Date: June 19, 2015
To: Chief Financial Officers, Government Relations Staff, and Legal Counsel
From: Zosia Stanley, Policy Director, Access
Claudia Sanders, SVP, Policy Development
Staff Contact: Zosia Stanley, ZosiaS@wsha.org or (206) 216-2511
Subject: Implications of King v. Burwell for Washington State
The purpose of this bulletin is to highlight potential implications for Washington State of the U.S. Supreme Court’s upcoming decision in King v. Burwell. The key question in King v. Burwell is whether subsidies (tax credits and cost-sharing) will continue to be available for people who purchase health insurance through a marketplace created by the federal government. Most news coverage of King v. Burwell focuses on the impact for states with federally-run health exchanges. Washington State operates a state-run exchange, but the case could have consequences nationally which impact our state.
King v. Burwell is a case about six words in the Affordable Care Act (ACA) that could have a significant impact on access to health insurance for lower-income individuals and families. The plaintiffs (King) challenge the Internal Revenue Service (IRS) regulations allowing tax subsidies in the federally-run HealthCare.gov. These were initiated under Secretary Burwell at Health and Human Services. The plaintiffs argue that the ACA specifically directs insurance subsidies to be available only in states that set up and run their own exchanges. The plaintiffs focus on language in the ACA about subsidies being available in “an exchange established by the State.” The federal government argues that the law, read as a whole, makes clear that subsidies are available for those enrolling in any exchange, whether established by the state or federal government.
Through state- and federally-run exchanges, the ACA has extended health insurance to millions of Americans. Subsidies are currently available for those buying insurance through state or federal exchanges and earning between 100% and 400% of the federal poverty level. In states using the federal marketplace, 87 percent of people who have signed up for coverage for 2015 receive subsidies. An estimated 7 to 9 million Americans in 34 states could lose federal assistance in paying for health insurance if the Court rules in favor of the plaintiffs.
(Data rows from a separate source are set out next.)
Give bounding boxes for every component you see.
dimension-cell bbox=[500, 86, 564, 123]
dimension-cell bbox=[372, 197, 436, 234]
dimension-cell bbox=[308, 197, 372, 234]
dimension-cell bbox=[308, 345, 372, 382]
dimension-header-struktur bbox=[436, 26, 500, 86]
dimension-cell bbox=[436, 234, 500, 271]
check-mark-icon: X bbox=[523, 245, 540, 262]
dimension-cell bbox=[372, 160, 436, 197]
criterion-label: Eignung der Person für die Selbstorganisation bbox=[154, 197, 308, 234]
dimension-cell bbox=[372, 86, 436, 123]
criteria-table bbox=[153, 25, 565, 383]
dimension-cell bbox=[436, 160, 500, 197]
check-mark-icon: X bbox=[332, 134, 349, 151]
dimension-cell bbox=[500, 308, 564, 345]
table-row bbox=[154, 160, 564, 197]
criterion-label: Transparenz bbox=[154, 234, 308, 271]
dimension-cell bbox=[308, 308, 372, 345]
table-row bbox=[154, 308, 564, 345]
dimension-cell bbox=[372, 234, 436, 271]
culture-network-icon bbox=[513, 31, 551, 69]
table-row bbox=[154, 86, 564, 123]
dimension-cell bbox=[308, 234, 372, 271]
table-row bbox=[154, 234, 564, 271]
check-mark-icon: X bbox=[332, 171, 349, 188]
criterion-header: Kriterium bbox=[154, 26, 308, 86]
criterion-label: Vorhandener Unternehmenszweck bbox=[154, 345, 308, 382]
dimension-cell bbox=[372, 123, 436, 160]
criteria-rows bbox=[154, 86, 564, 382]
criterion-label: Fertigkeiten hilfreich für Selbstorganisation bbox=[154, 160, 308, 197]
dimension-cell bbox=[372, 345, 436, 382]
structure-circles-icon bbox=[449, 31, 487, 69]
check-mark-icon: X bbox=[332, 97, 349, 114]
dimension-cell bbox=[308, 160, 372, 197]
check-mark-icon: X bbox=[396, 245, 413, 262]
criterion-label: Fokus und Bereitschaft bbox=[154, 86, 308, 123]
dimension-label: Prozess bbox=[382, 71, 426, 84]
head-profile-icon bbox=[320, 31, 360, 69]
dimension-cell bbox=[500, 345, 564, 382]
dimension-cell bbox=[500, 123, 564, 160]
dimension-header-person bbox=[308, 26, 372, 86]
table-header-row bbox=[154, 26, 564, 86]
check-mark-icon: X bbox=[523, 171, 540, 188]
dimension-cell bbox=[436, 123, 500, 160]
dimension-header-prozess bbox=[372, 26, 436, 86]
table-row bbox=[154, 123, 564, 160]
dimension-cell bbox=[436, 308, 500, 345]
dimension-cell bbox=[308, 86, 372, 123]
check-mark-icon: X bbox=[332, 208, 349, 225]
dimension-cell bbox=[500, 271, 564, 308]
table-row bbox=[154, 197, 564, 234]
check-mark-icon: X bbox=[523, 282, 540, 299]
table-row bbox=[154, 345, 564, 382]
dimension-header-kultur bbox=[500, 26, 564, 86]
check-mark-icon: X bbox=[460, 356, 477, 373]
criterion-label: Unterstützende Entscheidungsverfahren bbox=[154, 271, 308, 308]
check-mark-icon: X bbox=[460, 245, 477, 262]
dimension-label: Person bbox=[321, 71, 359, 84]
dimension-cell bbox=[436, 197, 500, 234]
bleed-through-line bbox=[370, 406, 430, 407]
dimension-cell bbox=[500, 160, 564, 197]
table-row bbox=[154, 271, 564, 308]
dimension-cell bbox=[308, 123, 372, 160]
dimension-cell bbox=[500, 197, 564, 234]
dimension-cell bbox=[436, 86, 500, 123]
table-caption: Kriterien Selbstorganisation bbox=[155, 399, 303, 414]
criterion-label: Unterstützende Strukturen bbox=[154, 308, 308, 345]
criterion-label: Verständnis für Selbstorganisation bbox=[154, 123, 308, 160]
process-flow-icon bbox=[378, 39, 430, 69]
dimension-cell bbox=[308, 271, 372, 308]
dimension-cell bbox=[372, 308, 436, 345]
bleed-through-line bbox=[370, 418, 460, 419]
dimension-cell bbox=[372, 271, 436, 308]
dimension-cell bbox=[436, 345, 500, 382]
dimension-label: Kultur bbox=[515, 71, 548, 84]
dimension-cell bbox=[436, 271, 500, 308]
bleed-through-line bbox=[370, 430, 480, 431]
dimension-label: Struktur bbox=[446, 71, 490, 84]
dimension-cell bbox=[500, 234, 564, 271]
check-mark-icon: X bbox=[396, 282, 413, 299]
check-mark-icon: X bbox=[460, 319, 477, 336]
Loss of subsidies will mean that most of these people will not be able to afford health insurance.
The U.S. Supreme Court’s ruling in this case is expected in late June. Most analysts agree that there are three likely rulings:
- The Supreme Court upholds the IRS regulations and subsidies remain available in all states;
- The Supreme Court reverses the IRS regulations, but the Court, Congress, or President provides short-term relief that keep subsidies flowing for a time period; or
- The Supreme Court reverses the IRS regulations, and the decision takes effect mid-year when consumers will be ineligible for subsidies.
The last two choices will likely result in significant disruption both in Congress and in states using the federal exchange. The ACA continues to be a polarizing issue in Congress, and the availability of subsidies is a key provision. Congress will likely spend substantial time and energy on this issue. Removal of subsidies in federal exchanges will disrupt state health insurance markets and require major, labor-intensive state action to address and correct.
Any decision that eliminates the tax subsidies which currently lower the cost of health insurance for consumers will cause substantial disruption in availability, affordability, and access to health insurance and services. This disruption may cause a ripple effect in the health insurance market nationally, including states with state-run exchanges.
A Court ruling against subsidies in federal exchanges will demand considerable Congressional time and attention. Congress could maintain the stability of the market if it acts, but the politics around this polarizing issue will be challenging and time-consuming. This could mean that Congress is distracted from addressing other pressing matters.
If a timely and permanent Congressional fix to permit subsidies is not put in place, we could see shrinking participation by both consumers and plans on a national basis, resulting in escalating prices that may destabilize access and affordability of health insurance. Several insurance companies that participate or plan to participate in Washington’s state-run exchange, such as Premera and Moda, also participate in states with federally-run exchanges. Disruption in other states could impact the financial stability and affordability of the health insurance market in Washington. It is difficult to forecast the size and scope of this impact.
The Supreme Court is expected to issue a ruling in King v. Burwell toward the end of June. However, the opinion could be issued any day. WSHA recommends close attention to the Court’s ruling.
Background and References
Under the ACA, states were required to have a health benefit exchange in place by January 1, 2014. Exchanges could be developed and implemented by the state or by the federal Department of Health and Human Services. Washington State opted to establish a state-run health benefit exchange via a public-private partnership. Access to insurance via the state’s health exchange, coupled with the state’s decision to expand Medicaid, has led to a nearly 40 percent reduction in the number of uninsured people in the state.